Sophie: aifad-2.0.2-5.mga3 x86

aifad-2.0.2-5.mga3.x86_64.rpm

AIFAD - Automated Induction of Functions over Algebraic Data Types
==================================================================

---------------------------------------------------------------------------

What is AIFAD?
--------------

AIFAD stands for _Automated Induction of Functions over Algebraic Data Types_
and is an application written in [OCaml](http://www.ocaml.org) that improves
decision tree learning by supporting significantly more complex kinds of data.
This allows users to more conveniently describe the data they want to learn
functions on and can improve the accuracy and complexity of resulting models.

Features
--------

  * Handles multi-valued attributes.  This has already become widespread among
    decision tree learners, but some implementations still only support
    binary ones.

  * Allows multiple target attributes.  There are hardly any implementations
    that support this feature in a unified way.

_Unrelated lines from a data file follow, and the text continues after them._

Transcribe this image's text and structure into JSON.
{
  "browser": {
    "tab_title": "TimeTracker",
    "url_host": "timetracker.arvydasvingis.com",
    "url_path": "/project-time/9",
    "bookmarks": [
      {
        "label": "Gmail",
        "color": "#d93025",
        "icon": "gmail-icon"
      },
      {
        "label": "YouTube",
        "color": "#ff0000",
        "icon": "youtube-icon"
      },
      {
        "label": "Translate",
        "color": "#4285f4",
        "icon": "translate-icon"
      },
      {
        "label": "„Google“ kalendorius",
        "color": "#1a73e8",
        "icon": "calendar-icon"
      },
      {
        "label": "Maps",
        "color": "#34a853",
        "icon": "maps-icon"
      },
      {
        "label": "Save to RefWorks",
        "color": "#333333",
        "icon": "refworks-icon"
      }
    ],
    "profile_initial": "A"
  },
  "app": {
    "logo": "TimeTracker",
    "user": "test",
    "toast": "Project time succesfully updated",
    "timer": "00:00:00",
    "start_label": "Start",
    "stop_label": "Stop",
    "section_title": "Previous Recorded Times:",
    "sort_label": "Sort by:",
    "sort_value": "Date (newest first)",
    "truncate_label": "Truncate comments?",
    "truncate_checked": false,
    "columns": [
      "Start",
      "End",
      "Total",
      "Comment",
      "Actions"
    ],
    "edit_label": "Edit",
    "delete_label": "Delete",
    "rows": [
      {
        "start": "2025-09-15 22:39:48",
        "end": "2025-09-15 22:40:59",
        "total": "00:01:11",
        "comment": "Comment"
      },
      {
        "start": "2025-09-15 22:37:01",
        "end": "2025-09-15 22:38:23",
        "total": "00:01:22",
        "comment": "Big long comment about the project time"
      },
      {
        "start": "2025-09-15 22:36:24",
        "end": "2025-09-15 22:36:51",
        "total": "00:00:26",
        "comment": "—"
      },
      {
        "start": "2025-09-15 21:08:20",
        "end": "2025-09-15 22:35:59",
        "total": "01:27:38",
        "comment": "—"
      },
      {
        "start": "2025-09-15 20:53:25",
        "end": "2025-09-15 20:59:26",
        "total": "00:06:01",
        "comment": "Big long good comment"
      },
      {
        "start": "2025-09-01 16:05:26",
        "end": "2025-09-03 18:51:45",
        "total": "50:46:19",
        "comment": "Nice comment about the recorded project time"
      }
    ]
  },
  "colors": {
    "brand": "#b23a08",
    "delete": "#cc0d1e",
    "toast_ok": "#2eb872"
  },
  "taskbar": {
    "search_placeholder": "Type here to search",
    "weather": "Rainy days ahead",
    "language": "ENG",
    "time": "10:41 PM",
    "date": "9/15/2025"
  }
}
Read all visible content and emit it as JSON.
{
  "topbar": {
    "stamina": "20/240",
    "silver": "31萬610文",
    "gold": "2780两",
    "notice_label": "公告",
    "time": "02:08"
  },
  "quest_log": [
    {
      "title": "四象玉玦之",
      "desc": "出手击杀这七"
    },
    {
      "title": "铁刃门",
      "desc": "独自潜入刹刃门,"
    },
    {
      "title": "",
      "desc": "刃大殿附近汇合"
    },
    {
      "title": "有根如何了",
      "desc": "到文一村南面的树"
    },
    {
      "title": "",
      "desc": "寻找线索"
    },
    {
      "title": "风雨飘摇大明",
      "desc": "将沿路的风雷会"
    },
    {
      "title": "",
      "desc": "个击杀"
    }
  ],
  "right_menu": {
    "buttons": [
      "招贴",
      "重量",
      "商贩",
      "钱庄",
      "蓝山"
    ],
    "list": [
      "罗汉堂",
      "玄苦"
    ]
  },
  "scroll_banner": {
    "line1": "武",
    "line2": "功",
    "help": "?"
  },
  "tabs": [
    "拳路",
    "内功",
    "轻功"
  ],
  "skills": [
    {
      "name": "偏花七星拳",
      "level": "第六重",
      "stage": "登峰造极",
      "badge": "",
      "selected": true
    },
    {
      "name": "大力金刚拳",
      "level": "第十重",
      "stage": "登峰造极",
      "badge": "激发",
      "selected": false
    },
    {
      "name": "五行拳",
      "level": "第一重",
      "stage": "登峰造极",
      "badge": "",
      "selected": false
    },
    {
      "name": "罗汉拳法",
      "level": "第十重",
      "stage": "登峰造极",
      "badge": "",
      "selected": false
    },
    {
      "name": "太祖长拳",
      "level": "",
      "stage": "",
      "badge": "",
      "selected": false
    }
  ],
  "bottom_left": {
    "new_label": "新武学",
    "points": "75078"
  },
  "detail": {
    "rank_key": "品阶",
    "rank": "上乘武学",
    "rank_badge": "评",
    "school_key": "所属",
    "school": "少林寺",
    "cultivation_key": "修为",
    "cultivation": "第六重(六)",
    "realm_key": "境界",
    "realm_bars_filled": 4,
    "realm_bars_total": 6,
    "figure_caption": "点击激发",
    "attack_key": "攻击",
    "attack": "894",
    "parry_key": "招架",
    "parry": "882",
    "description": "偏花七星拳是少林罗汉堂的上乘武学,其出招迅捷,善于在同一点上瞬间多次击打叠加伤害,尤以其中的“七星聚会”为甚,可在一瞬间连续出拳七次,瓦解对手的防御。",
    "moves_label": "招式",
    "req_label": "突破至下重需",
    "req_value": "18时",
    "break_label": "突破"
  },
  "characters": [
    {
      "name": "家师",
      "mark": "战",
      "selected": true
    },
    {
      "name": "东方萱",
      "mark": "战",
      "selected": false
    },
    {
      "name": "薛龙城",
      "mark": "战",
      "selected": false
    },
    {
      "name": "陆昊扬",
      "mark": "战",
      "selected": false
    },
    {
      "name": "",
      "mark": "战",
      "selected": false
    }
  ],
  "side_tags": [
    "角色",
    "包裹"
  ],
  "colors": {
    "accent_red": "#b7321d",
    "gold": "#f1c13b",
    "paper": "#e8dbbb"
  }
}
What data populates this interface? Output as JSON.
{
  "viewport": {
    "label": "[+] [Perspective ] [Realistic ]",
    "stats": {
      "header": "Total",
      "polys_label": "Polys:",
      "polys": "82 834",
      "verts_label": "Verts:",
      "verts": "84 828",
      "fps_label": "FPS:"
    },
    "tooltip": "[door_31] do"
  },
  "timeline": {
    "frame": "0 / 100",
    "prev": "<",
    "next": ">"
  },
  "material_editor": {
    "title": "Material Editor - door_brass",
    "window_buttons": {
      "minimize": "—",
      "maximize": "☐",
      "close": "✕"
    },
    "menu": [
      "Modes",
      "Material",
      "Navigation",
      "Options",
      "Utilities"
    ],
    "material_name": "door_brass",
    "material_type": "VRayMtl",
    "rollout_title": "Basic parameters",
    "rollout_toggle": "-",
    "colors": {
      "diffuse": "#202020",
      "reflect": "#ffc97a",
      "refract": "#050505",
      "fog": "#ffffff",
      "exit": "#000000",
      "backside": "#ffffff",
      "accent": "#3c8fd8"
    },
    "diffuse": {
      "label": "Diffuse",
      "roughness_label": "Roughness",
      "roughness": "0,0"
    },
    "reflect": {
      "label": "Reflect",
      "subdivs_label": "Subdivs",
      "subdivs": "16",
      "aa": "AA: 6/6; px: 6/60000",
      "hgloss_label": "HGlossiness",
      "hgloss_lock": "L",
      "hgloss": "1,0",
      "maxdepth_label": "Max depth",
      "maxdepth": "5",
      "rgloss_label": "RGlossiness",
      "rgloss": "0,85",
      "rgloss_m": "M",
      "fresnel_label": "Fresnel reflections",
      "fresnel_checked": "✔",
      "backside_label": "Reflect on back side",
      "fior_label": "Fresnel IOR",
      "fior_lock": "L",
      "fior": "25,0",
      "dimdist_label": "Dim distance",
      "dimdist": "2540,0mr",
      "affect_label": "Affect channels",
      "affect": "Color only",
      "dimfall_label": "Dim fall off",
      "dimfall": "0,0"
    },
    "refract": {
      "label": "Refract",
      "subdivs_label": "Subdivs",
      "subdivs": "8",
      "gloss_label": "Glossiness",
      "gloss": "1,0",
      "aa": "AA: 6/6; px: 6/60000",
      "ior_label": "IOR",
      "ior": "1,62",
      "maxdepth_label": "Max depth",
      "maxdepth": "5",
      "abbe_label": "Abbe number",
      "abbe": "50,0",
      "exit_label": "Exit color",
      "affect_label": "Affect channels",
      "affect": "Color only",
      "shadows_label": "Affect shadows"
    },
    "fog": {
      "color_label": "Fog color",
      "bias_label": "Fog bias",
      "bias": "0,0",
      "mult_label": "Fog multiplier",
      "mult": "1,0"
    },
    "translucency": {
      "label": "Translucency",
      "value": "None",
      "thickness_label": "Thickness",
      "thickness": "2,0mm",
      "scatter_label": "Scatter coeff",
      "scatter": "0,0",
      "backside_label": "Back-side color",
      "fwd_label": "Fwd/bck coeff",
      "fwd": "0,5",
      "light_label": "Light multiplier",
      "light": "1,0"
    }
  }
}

  * Supports structured data, both for input and target attributes.
    Structured data is still a hot research topic in machine learning.

  * Allows recursive data.  AIFAD can learn models for recursive data but
    only induce non-recursive functions.

  * Handles missing values by allowing users to encode them as option types.
    This is a clean solution compared to often-employed hacks and has
    competitive accuracy.

  * Provides several heuristics for generating models, including a generalized
    gain ratio criterion as used by the state-of-the-art decision tree
    learner C4.5.

  * Can read data specifications as understood by C4.5.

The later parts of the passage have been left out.